Ten thousand years ago, when the weather in eastern Idaho was much cooler and wetter than it is today, lush vegetation was grazed by soon-to-be-extinct one-humped camels, mammoths, pony-sized horses, and large bison. These animals may have gone for a drink along the sandy shores of Mud and Market Lakes, about 20 miles southwest of where the St. Anthony Sand Dunes lie today.
Although Mud and Market Lakes still exist, they shrank considerably when the climate warmed at the end of the last ice age. As the shoreline sands dried out, that sand, as well as sand from floodplain deposits of the Snake, Teton, and other rivers, began to be blown into what we now know as the St. Anthony Sand Dunes.
Why did the wind-blown sand develop into dunes rather than being spread in an even layer across the landscape? The answer has to do with the very nature of sand. Geologists define sand as a particle small enough to be moved by the wind but too heavy to be carried very far. When a sand grain is lifted by the wind, it bounces along the surface. If the surface is hard, like the black, volcanic basalt rock exposed in some areas near the dunes, then bouncing sand grains just keep bouncing as they are pushed by the wind—like a basketball bounced on a gym floor. If, instead, the surface is soft because it is already sandy, then bouncing sand grains will lose momentum—like a basketball bounced on the beach. Because sand grains bouncing on sand slow down, if there happens to be a small pile of sand—perhaps accumulated in the wind shadow of a bush or a rock—then sand grains will tend to slow down and stop on that pile, and can eventually accumulate into a dune.

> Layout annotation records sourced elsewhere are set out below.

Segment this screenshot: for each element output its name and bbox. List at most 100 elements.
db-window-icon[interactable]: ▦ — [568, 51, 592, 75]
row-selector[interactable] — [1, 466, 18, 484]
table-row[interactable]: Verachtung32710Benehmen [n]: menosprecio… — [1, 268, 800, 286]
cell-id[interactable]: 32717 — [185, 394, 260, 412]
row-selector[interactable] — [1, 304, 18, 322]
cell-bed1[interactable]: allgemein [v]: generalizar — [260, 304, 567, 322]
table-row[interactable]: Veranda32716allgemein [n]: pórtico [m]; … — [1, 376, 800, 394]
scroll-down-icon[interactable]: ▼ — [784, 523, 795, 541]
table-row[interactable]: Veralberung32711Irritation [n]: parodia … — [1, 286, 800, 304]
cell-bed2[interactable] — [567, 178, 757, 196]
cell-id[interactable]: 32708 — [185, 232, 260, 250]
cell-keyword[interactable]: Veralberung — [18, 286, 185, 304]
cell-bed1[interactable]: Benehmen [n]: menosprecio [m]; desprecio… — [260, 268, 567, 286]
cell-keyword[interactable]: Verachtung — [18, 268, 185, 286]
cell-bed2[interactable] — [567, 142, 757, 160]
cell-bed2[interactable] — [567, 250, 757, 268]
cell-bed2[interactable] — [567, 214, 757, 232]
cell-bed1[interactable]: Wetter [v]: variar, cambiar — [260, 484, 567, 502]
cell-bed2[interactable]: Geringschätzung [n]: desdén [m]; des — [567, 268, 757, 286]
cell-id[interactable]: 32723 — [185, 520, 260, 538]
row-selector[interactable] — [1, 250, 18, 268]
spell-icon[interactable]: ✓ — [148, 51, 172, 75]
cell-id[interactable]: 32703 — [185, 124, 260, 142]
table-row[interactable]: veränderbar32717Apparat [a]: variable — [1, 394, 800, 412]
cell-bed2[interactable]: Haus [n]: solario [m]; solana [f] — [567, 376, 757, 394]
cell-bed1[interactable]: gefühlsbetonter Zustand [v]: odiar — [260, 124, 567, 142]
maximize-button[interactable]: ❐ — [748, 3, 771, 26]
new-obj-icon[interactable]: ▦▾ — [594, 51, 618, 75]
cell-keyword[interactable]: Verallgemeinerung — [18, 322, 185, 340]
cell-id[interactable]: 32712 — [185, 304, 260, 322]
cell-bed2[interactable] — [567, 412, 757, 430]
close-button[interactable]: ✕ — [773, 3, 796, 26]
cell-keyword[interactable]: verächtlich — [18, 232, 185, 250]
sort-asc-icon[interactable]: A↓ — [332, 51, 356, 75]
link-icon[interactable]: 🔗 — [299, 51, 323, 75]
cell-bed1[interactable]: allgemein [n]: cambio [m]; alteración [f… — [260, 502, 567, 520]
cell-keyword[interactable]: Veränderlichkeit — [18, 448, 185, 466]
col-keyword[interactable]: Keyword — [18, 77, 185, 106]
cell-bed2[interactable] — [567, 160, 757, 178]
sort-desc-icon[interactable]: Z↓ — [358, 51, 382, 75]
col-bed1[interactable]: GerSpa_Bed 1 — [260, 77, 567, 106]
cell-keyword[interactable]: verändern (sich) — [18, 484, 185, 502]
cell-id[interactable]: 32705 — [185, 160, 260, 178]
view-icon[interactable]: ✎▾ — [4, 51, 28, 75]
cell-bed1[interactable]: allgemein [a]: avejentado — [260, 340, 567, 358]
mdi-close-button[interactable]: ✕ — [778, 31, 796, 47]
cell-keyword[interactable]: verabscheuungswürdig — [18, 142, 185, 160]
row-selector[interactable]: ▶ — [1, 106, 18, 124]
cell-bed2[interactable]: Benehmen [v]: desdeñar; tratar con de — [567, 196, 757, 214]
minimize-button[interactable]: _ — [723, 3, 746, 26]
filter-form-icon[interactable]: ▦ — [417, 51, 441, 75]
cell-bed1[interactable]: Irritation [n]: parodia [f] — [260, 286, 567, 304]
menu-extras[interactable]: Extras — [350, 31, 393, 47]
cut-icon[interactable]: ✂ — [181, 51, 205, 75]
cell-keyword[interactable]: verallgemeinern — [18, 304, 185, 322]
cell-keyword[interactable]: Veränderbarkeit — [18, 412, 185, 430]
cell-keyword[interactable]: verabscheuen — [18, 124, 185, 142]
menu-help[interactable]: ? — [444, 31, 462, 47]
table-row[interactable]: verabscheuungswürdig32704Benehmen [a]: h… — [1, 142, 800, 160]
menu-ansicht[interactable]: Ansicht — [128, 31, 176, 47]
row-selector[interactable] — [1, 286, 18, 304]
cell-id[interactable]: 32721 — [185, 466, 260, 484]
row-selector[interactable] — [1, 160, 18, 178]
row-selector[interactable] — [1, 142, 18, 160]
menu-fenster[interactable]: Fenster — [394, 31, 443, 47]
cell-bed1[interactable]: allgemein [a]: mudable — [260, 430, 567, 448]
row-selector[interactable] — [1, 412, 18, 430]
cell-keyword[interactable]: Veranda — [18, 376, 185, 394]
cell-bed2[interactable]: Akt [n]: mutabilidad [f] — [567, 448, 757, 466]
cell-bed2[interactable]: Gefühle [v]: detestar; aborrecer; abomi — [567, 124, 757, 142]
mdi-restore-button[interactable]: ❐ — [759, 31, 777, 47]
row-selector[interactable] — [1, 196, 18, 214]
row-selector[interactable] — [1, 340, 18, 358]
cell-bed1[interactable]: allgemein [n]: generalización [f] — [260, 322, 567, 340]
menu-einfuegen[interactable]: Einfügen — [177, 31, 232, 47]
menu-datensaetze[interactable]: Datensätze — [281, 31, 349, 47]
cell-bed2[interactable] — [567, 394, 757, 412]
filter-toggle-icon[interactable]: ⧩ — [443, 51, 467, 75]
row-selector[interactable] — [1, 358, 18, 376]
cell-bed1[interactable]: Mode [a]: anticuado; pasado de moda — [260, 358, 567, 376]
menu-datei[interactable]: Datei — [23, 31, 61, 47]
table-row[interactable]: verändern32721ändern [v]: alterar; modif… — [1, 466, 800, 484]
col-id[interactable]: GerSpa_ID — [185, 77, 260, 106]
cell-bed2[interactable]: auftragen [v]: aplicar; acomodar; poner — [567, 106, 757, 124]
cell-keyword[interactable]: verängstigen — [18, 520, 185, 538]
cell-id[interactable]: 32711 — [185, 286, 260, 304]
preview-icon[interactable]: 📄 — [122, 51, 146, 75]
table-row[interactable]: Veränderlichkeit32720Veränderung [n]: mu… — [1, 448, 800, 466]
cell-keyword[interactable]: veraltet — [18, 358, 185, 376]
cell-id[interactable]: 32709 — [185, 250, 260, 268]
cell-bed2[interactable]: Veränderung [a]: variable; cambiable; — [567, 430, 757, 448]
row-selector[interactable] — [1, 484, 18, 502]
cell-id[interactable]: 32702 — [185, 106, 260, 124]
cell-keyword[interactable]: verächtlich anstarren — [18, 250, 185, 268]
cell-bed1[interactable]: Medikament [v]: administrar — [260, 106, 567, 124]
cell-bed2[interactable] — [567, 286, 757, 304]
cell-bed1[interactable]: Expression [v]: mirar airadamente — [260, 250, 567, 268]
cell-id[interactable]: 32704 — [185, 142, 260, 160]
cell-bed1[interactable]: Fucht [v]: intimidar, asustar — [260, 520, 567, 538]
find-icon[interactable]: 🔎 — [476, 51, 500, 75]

Although wind moves individual sand grains into dunes, it cannot move entire dunes. When sand grains are blown over the crest of a dune, they fall into the dune’s own wind shadow and accumulate on the other side of the crest. How, then, does the dune ever move forward? As more and more sand accumulates at the crest of a dune, it forms a steeper and steeper slope. When that very steep slope, or that slip face becomes unstable, gravity pulls the sand down in a small avalanche. You are familiar with slip faces and have created your own avalanches of sand if you have ever tried to climb up the downwind side of a dune! One slipping avalanche at a time, the dunes have marched steadily to the northeast, at about 10 feet per year, to reach their present location 20 miles from where they once began.
The shape of a dune depends on the quantity of available sand and on wind conditions. Most dunes at St. Anthony are barchan dunes, which form where sand is in limited supply and the winds blow steadily from the same direction. Barchan is Arabic for ram’s horn, and barchan dunes are so named because they form sharp crescents that end in a pair of horns that face in the direction of sand movement. At St. Anthony, the horns of the dunes face northeast, so the winter winds from the southwest seem to move the sand.
The St. Anthony Sand Dunes are the largest tract of sand dunes in Idaho, covering approximately 175 square miles. The active dune field trends northeast for 35 miles and is five miles wide, with dunes ranging from 50 to 400 feet tall. Older dunes, now stabilized by plants, cover much of the surrounding area. The rounded hills on the north side of the dunes, the Juniper Buttes, are extinct volcanoes.